• Sonuç bulunamadı

Humik Maddelerin Kısımlara Ayrılması

Humik maddelerin klasik olarak kısımlara ayrılması farklı pH değerlerinde sulu çözeltilerinde çözünebilirlik farklılığına bağlıdır. Başlıca, zayıf HA kısımları pH değeri düştükçe ilk önce çöker, kuvvetli asitler daha sonra çökecektir. Humik maddeler çok bilinen organik çözücülerde düşük çözünürlüklere sahiptir. Etanol, metanol ve aseton gibi organik çözücüler humik maddeleri alkali çözeltilerden çöktürmek için kullanılır [16].

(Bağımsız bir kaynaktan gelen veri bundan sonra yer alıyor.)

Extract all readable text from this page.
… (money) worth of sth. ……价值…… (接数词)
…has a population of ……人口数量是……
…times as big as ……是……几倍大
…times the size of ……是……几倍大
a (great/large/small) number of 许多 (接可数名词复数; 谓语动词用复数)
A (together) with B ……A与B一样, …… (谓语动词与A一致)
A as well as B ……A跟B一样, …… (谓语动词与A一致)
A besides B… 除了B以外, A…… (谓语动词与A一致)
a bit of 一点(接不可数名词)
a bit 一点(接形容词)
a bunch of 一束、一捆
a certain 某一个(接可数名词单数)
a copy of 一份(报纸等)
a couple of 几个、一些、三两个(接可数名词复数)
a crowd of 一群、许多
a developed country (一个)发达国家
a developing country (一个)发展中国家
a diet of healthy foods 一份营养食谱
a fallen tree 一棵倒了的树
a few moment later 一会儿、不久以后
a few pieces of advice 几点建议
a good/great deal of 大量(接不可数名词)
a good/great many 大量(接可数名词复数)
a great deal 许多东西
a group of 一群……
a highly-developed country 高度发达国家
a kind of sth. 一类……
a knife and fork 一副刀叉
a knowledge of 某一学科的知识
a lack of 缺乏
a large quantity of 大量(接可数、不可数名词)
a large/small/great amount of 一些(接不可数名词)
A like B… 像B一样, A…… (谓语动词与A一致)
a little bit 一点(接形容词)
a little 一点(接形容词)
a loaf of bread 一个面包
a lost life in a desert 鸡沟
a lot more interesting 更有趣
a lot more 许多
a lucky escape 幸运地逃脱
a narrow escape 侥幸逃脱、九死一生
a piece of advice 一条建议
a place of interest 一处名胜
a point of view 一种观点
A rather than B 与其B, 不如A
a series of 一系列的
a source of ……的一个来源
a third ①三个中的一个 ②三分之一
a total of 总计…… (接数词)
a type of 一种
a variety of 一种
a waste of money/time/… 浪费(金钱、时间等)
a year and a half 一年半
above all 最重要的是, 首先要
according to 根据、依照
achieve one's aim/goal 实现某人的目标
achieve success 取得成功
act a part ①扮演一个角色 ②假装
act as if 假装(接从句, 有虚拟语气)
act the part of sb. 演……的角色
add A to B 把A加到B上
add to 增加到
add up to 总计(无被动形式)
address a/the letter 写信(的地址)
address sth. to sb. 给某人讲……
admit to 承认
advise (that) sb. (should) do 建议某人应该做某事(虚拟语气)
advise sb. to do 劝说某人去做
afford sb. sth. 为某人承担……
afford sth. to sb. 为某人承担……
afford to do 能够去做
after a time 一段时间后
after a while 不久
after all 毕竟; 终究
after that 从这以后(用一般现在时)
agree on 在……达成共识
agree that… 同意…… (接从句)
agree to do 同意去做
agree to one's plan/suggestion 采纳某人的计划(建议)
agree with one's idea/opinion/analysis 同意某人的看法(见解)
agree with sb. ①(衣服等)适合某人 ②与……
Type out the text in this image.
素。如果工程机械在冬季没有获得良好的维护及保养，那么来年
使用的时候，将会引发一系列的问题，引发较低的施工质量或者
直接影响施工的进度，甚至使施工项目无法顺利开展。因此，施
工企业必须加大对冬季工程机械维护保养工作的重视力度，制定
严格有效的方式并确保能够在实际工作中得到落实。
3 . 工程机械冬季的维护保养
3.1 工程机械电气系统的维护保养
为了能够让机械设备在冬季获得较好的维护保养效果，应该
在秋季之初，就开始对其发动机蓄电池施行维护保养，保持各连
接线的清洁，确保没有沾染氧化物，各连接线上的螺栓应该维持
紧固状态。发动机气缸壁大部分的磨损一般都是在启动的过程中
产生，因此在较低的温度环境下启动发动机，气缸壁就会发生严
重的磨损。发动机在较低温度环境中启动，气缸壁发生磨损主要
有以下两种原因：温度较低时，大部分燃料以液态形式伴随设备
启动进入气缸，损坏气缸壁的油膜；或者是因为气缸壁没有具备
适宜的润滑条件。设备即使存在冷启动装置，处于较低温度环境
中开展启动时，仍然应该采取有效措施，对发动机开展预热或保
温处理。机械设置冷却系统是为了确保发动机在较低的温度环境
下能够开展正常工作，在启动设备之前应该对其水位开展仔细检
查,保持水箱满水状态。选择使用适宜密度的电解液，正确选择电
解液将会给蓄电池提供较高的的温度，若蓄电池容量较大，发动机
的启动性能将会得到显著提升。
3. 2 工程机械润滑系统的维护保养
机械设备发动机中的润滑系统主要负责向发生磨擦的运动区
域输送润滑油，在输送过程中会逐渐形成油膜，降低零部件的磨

Humik maddeleri kısımlara ayıran diğer teknikler; jel kromatografisi, diyaliz, ultrafiltrasyon ve elektroforezdir [17].

2.2.1. Humik asit

Humik asit (HA) bazik ortamda çözünür fakat asidik ortamda (pH=1) çözünmez.

Humik maddelerin yüksek molekül ağırlıklı kısmını oluşturur. Molekül ağırlığı birkaç bin ile birkaç yüzbin arasında değişir [18].

Humik asitler siyah ve kahverenkli humik asitler olmak üzere en az iki alt gruba ayrılır. Bu alt gruplar karbon içeriği, optikal yoğunluk ve diğer özellikleri bakımından hafif farklılık arz eder. Siyah ve kahverengi humik asitlerin ayrılması 2 N NaCl çözeltisi ile tuzlandırarak yapılabilinir. Bu durumda siyah humik asit pıhtılaşır ve çöker. Humik asit terimi bileşiklerin ekstraksiyon metotlarıyla ilgili bir operasyonel terim olarak kullanılmıştır. Genel olarak, toprak humik maddelerin içeriklerinin %25 ile %45‟lik kısmı aromatiktir. Aromatikler tek halkalı ve 3-5 sübstitüentli bileşiklerdir. Fenolik hidroksitler humik asitlerde en bol bulunan gruplardır [17].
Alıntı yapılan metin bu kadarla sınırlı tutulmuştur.